Suhadi, seorang peternak asal Desa Babagan, menyambut baik langkah tersebut setelah sebelumnya sempat mengalami kerugian akibat serangan penyakit pada hewan miliknya.
"Bagus, jadi bisa terhindar dari penyakit, terutama PMK," kata Suhadi.
"Dulu pernah kena PMK, tiga ekor. Alhamdulillah sembuh," tandas Suhadi.
Sementara itu, lonjakan lalu lintas pengiriman ternak mulai terjadi di Kabupaten Tulungagung, Jawa Timur, terutama untuk komoditas kambing yang dikirim ke luar provinsi.
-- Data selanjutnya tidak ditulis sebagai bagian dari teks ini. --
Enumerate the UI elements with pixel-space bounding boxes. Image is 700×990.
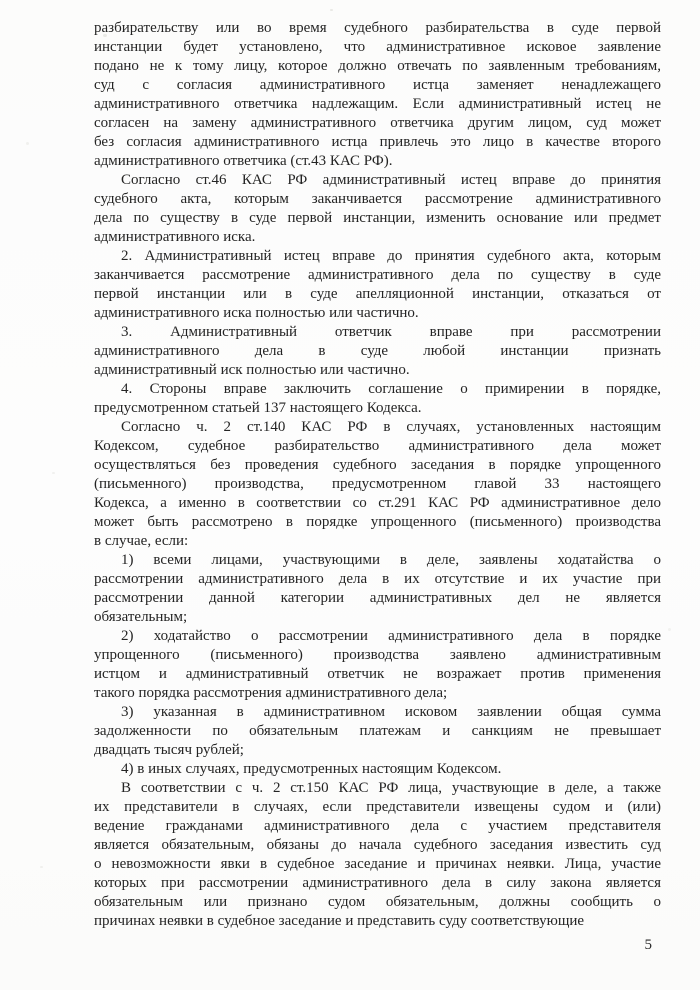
text-line: двадцать тысяч рублей; — [94, 742, 244, 758]
text-line: административного ответчика надлежащим. Если административный истец не — [94, 96, 661, 112]
text-line: обязательным; — [94, 609, 188, 625]
paragraph — [94, 19, 661, 171]
text-line: их представители в случаях, если представители извещены судом и (или) — [94, 799, 661, 815]
paragraph — [94, 380, 661, 418]
paragraph — [94, 703, 661, 760]
text-line: обязательным или признано судом обязательным, должны сообщить о — [94, 894, 661, 910]
paragraph — [94, 627, 661, 703]
document-text-block — [94, 19, 661, 931]
scan-speckle — [40, 866, 43, 868]
paragraph — [94, 551, 661, 627]
paragraph — [94, 171, 661, 247]
text-line: которых при рассмотрении административного дела в силу закона является — [94, 875, 661, 891]
text-line: В соответствии с ч. 2 ст.150 КАС РФ лица, участвующие в деле, а также — [121, 780, 661, 796]
paragraph — [94, 760, 661, 779]
text-line: в случае, если: — [94, 533, 189, 549]
text-line: Согласно ст.46 КАС РФ административный истец вправе до принятия — [121, 172, 661, 188]
paragraph — [94, 418, 661, 551]
text-line: 2. Административный истец вправе до принятия судебного акта, которым — [121, 248, 661, 264]
text-line: административного дела в суде любой инстанции признать — [94, 343, 661, 359]
paragraph — [94, 779, 661, 931]
text-line: осуществляться без проведения судебного заседания в порядке упрощенного — [94, 457, 661, 473]
text-line: без согласия административного истца привлечь это лицо в качестве второго — [94, 134, 661, 150]
text-line: 3. Административный ответчик вправе при рассмотрении — [121, 324, 661, 340]
text-line: административного ответчика (ст.43 КАС РФ). — [94, 153, 393, 169]
text-line: заканчивается рассмотрение административного дела по существу в суде — [94, 267, 661, 283]
text-line: Кодексом, судебное разбирательство административного дела может — [94, 438, 661, 454]
text-line: задолженности по обязательным платежам и санкциям не превышает — [94, 723, 661, 739]
text-line: первой инстанции или в суде апелляционной инстанции, отказаться от — [94, 286, 661, 302]
text-line: административный иск полностью или частично. — [94, 362, 410, 378]
text-line: суд с согласия административного истца заменяет ненадлежащего — [94, 77, 661, 93]
text-line: судебного акта, которым заканчивается рассмотрение административного — [94, 191, 661, 207]
text-line: ведение гражданами административного дела с участием представителя — [94, 818, 661, 834]
paragraph — [94, 247, 661, 323]
text-line: административного иска. — [94, 229, 256, 245]
scan-speckle — [330, 9, 333, 11]
text-line: упрощенного (письменного) производства заявлено административным — [94, 647, 661, 663]
text-line: подано не к тому лицу, которое должно отвечать по заявленным требованиям, — [94, 58, 661, 74]
text-line: 2) ходатайство о рассмотрении административного дела в порядке — [121, 628, 661, 644]
text-line: 3) указанная в административном исковом заявлении общая сумма — [121, 704, 661, 720]
text-line: административного иска полностью или частично. — [94, 305, 419, 321]
text-line: о невозможности явки в судебное заседание и причинах неявки. Лица, участие — [94, 856, 661, 872]
scan-speckle — [668, 628, 671, 631]
page-number: 5 — [644, 937, 652, 953]
text-line: 4. Стороны вправе заключить соглашение о примирении в порядке, — [121, 381, 661, 397]
scan-speckle — [52, 472, 55, 474]
text-line: рассмотрении административного дела в их отсутствие и их участие при — [94, 571, 661, 587]
text-line: является обязательным, обязаны до начала судебного заседания известить суд — [94, 837, 661, 853]
text-line: инстанции будет установлено, что административное исковое заявление — [94, 39, 661, 55]
text-line: разбирательству или во время судебного разбирательства в суде первой — [94, 20, 661, 36]
text-line: Согласно ч. 2 ст.140 КАС РФ в случаях, установленных настоящим — [121, 419, 661, 435]
text-line: истцом и административный ответчик не возражает против применения — [94, 666, 661, 682]
text-line: 1) всеми лицами, участвующими в деле, заявлены ходатайства о — [121, 552, 661, 568]
text-line: может быть рассмотрено в порядке упрощенного (письменного) производства — [94, 514, 661, 530]
text-line: Кодекса, а именно в соответствии со ст.291 КАС РФ административное дело — [94, 495, 661, 511]
text-line: предусмотренном статьей 137 настоящего Кодекса. — [94, 400, 422, 416]
text-line: причинах неявки в судебное заседание и представить суду соответствующие — [94, 913, 585, 929]
text-line: рассмотрении данной категории административных дел не является — [94, 590, 661, 606]
scan-speckle — [26, 142, 29, 145]
text-line: 4) в иных случаях, предусмотренных настоящим Кодексом. — [121, 761, 502, 777]
paragraph — [94, 323, 661, 380]
text-line: такого порядка рассмотрения административного дела; — [94, 685, 448, 701]
text-line: (письменного) производства, предусмотренном главой 33 настоящего — [94, 476, 661, 492]
text-line: согласен на замену административного ответчика другим лицом, суд может — [94, 115, 661, 131]
text-line: дела по существу в суде первой инстанции, изменить основание или предмет — [94, 210, 661, 226]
Kabid Kesehatan Hewan Dinas Peternakan dan Kesehatan Hewan (DPKH) Tulungagung, drh. Tutus Sumaryani, melaporkan adanya peningkatan permintaan dari wilayah Jawa Barat, Banten, Jakarta, hingga Kalimantan pada Jumat (8/5/2026).
"Menjelang Idul Adha mulai terjadi peningkatan lalu lintas ternak, khususnya kambing yang dikirim ke luar provinsi," kata Tutus.
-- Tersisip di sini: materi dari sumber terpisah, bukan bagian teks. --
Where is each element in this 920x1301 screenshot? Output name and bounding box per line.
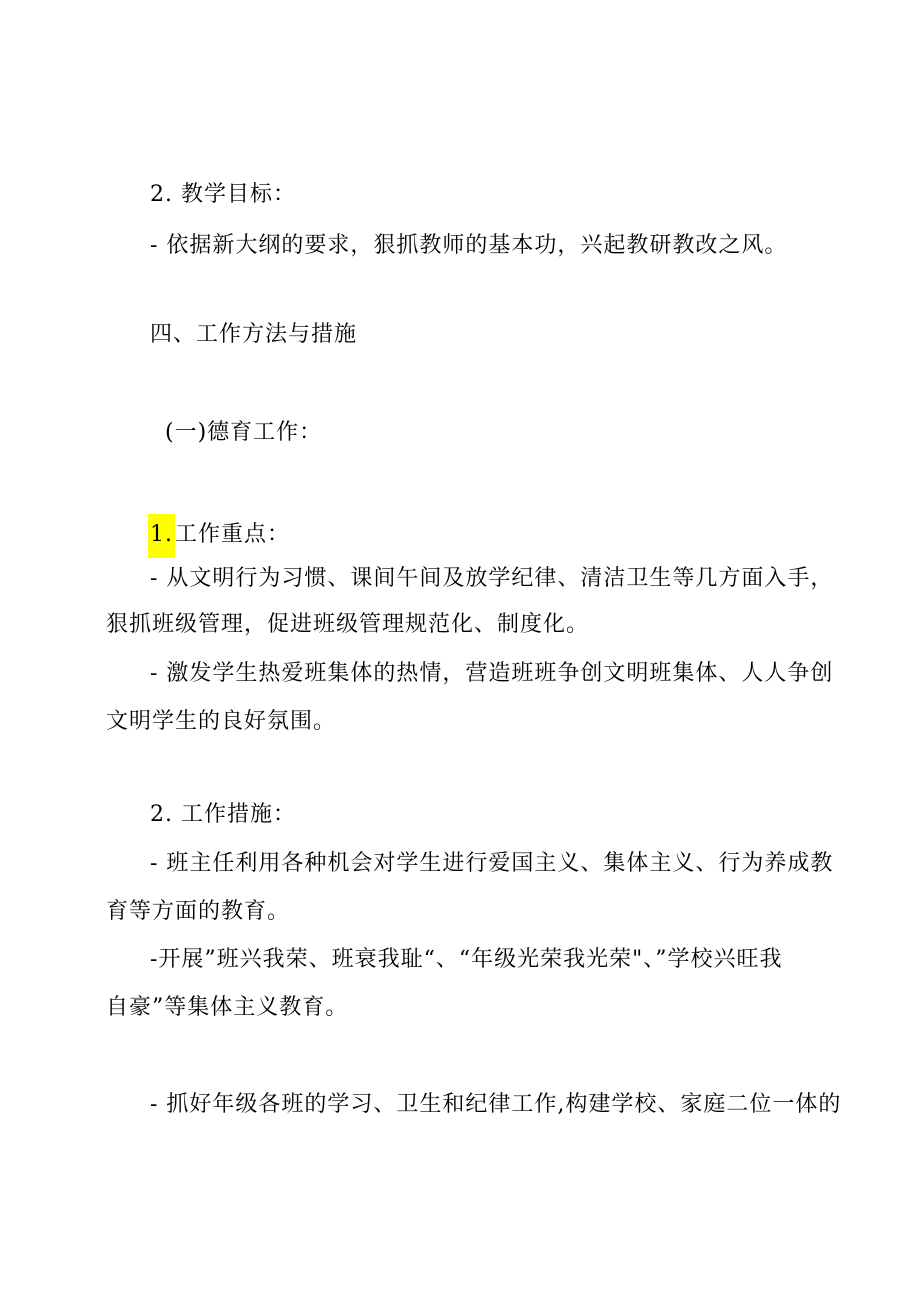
measures-item-2-line-1: -开展”班兴我荣、班衰我耻“、“年级光荣我光荣"、”学校兴旺我 [150,947,783,972]
measures-item-1-line-2: 育等方面的教育。 [106,899,291,924]
teaching-goal-item: - 依据新大纲的要求，狠抓教师的基本功，兴起教研教改之风。 [150,233,788,258]
focus-item-2-line-1: - 激发学生热爱班集体的热情，营造班班争创文明班集体、人人争创 [150,661,834,686]
measures-heading: 2. 工作措施： [150,802,296,827]
focus-item-1-line-1: - 从文明行为习惯、课间午间及放学纪律、清洁卫生等几方面入手， [150,566,834,591]
focus-item-1-line-2: 狠抓班级管理，促进班级管理规范化、制度化。 [106,612,590,637]
teaching-goal-heading: 2. 教学目标： [150,182,296,207]
focus-title: 工作重点： [175,522,291,547]
measures-item-2-line-2: 自豪”等集体主义教育。 [106,995,349,1020]
section-four-heading: 四、工作方法与措施 [150,322,358,347]
highlighted-number: 1. [148,514,175,558]
focus-heading [150,514,290,558]
measures-item-1-line-1: - 班主任利用各种机会对学生进行爱国主义、集体主义、行为养成教 [150,851,834,876]
moral-education-heading: (一)德育工作： [165,420,323,445]
measures-item-3-line-1: - 抓好年级各班的学习、卫生和纪律工作,构建学校、家庭二位一体的 [150,1092,842,1117]
focus-item-2-line-2: 文明学生的良好氛围。 [106,709,337,734]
Pemerintah Tulungagung mewajibkan setiap pengiriman ternak memiliki Surat Keterangan Kesehatan Hewan (SKKH) sebagai jaminan bebas dari penyakit PMK maupun Lumpy Skin Disease (LSD). Sepanjang Mei 2026, DPKH Tulungagung mencatat telah menerbitkan sekitar 700 dokumen SKKH untuk pengiriman kambing, sementara pengiriman sapi baru mencapai kisaran 40 hingga 50 kali.
"Satu SKKH berlaku untuk satu kali pengiriman. Artinya dalam tujuh hari terakhir tercatat sekitar 700 kali pengiriman ternak kambing keluar daerah," ujar Tutus.
Pemeriksaan kesehatan secara fisik dilakukan petugas sebelum hewan diberangkatkan dari lokasi asal guna menjaga keamanan distribusi bagi konsumen maupun panitia kurban di daerah tujuan.
"Langkah ini dilakukan agar distribusi hewan kurban tetap aman dan masyarakat mendapatkan ternak yang sehat," kata Tutus.